Il Partito socialista svizzero si è messo l’elmetto della Nato

Contrariamente a quanto era stato il caso all’inizio della sua storia, dopo la Seconda Guerra Mondiale il Partito socialista svizzero (Pss) non si è mai molto interessato ai temi di politica estera. Di solito seguiva passivamente quanto faceva il ministro degli esteri, frequentemente un membro del Pss. Durante la Guerra fredda ha seguito, senza porsi troppi problemi, l’ondata occidentale. Dopo la caduta del Muro di Berlino l’interesse è ancora scemato avendo buona parte dei dirigenti introiettato, anche se non lo avrebbero mai riconosciuto, la leggenda della “fine della storia”.

 

Il Pss, nel quale da tempi memorabili non si conduce più un’analisi seria su cosa sia l’imperialismo, si è così trovato del tutto impreparato quando Washington, seguito a ruota dalla Nato (che di per sé, sciolto il Patto di Varsavia, a rigor di logica avrebbe anche dovuto scomparire), decise di imporre manu militari le sue regole ad un mondo che considerava ormai unipolare e che doveva essere diretto evidentemente dal complesso industrial-militare statunitense.

 

La successione delle varie guerre imperialistiche (dall’Afghanistan all’Iraq, dalla Libia alla Somalia) non provocarono grandi reazioni.
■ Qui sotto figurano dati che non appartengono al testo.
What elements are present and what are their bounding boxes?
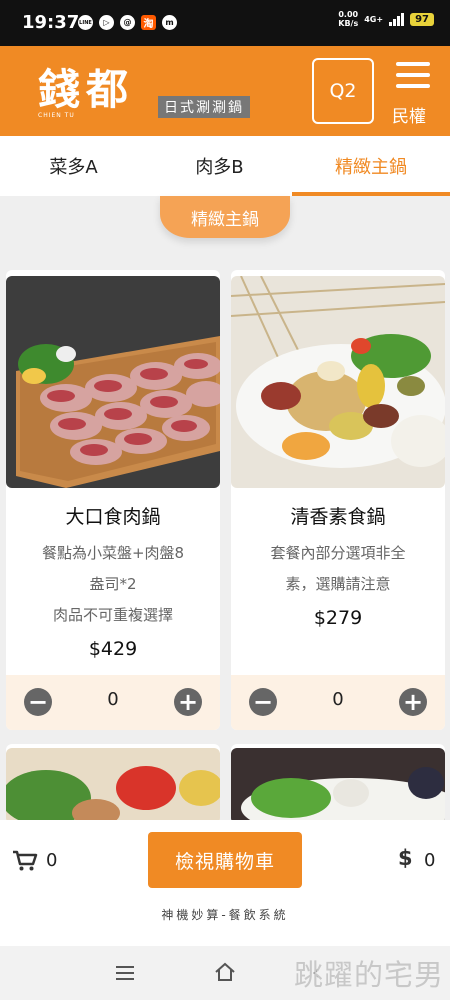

Ci si scosse dal torpore solo in occasione della guerra in Jugoslavia, anche per la presenza da noi di grosse colonie balcaniche e soprattutto durante i mesi dei bombardamenti della Serbia da parte della Nato. Che le idee fossero però parecchio confuse lo si vide in una vivacissima Arena della Srf quando la presidente del Pss Ursula Koch, favorevole ai bombardamenti Nato, si scontrò con il sottoscritto: ero allora capogruppo Pss alle Camere federali e sostenevo la posizione contraria, essendo questo intervento contrario al diritto internazionale. Tutto è cambiato dopo l’aggressione putiniana all’Ucraina.

 

Seguendo le orme del cancelliere tedesco Olaf Scholz, che dopo una breve resistenza ha ceduto di schianto sotto l’enorme pressione mediatica internazionale, anche il Pss, che in tempi non troppo lontani era stato vicino alle posizioni pacifiste e di chi chiedeva l’abolizione del nostro esercito, ora si è messo l’elmetto, sostiene che l’unica soluzione è la sconfitta russa ed è stato il più deciso nel proporre che si potevano vendere o rivendere armi svizzere all’Ucraina. Posizione quindi ben diversa da quella di buona parte della Sinistra che, soprattutto nei paesi del Sud del mondo, difende la posizione “né con Putin né con la Nato”, come ha fatto anche il ForumAlternativo.

 

Gli artefici principali di queste posizioni sono il consigliere nazionale zurighese Fabian Molina e quello grigionese Jon Pult. Entrambi ultimamente si sono distinti anche nella campagna anticinese. Molina è addirittura co-presidente dell’Ipac (Inter-Parliamentary Alliance on China), un’organizzazione anticinese, dove tra i co-presidenti ci sono i due Senatori statunitensi di estrema destra Menendez e Rubio, tra l’altro i più accaniti sostenitori della politica di rafforzamento estremo del blocco economico contro Cuba al fine di sfruttare il Covid per affamare la popolazione dell’isola. Così Molina, facendo il verso alla Pelosi, dopo aver guidato una delegazione parlamentare svizzera a Taiwan, ha fatto accettare al Consiglio nazionale una mozione che richiede maggiori contatti con il parlamento taiwanese, erede, non dimentichiamolo, del regime fascistoide di Chiang Kai-shek.

 

Pult, per non essere da meno, si sta dando da fare, come richiesto da Washington, per mettere in difficoltà i prodotti di telefonia mobile di Huawei, con la scusa che potrebbero spionarci, come se non fossimo già costantemente sorvegliati dai telefonini made in Usa. Siccome il prossimo consigliere federale socialista sarà un uomo svizzero-tedesco, alcuni maligni sussurrano che Molina e Pult, tra l’altro, stiano cercando di ben posizionarsi.


A dimostrazione di questa svolta da “Guerra Fredda” del Pss, il mensile di riflessione Denknetz (gestito da Pss e Uss) ha recentemente rifiutato un mio articolo, scritto con un esperto della realtà cinese, nel quale cercavamo in modo anche critico di fare un bilancio, per quanto possibile, di come la Cina aveva gestito la pandemia da Covid salvando perlomeno un milione di vite.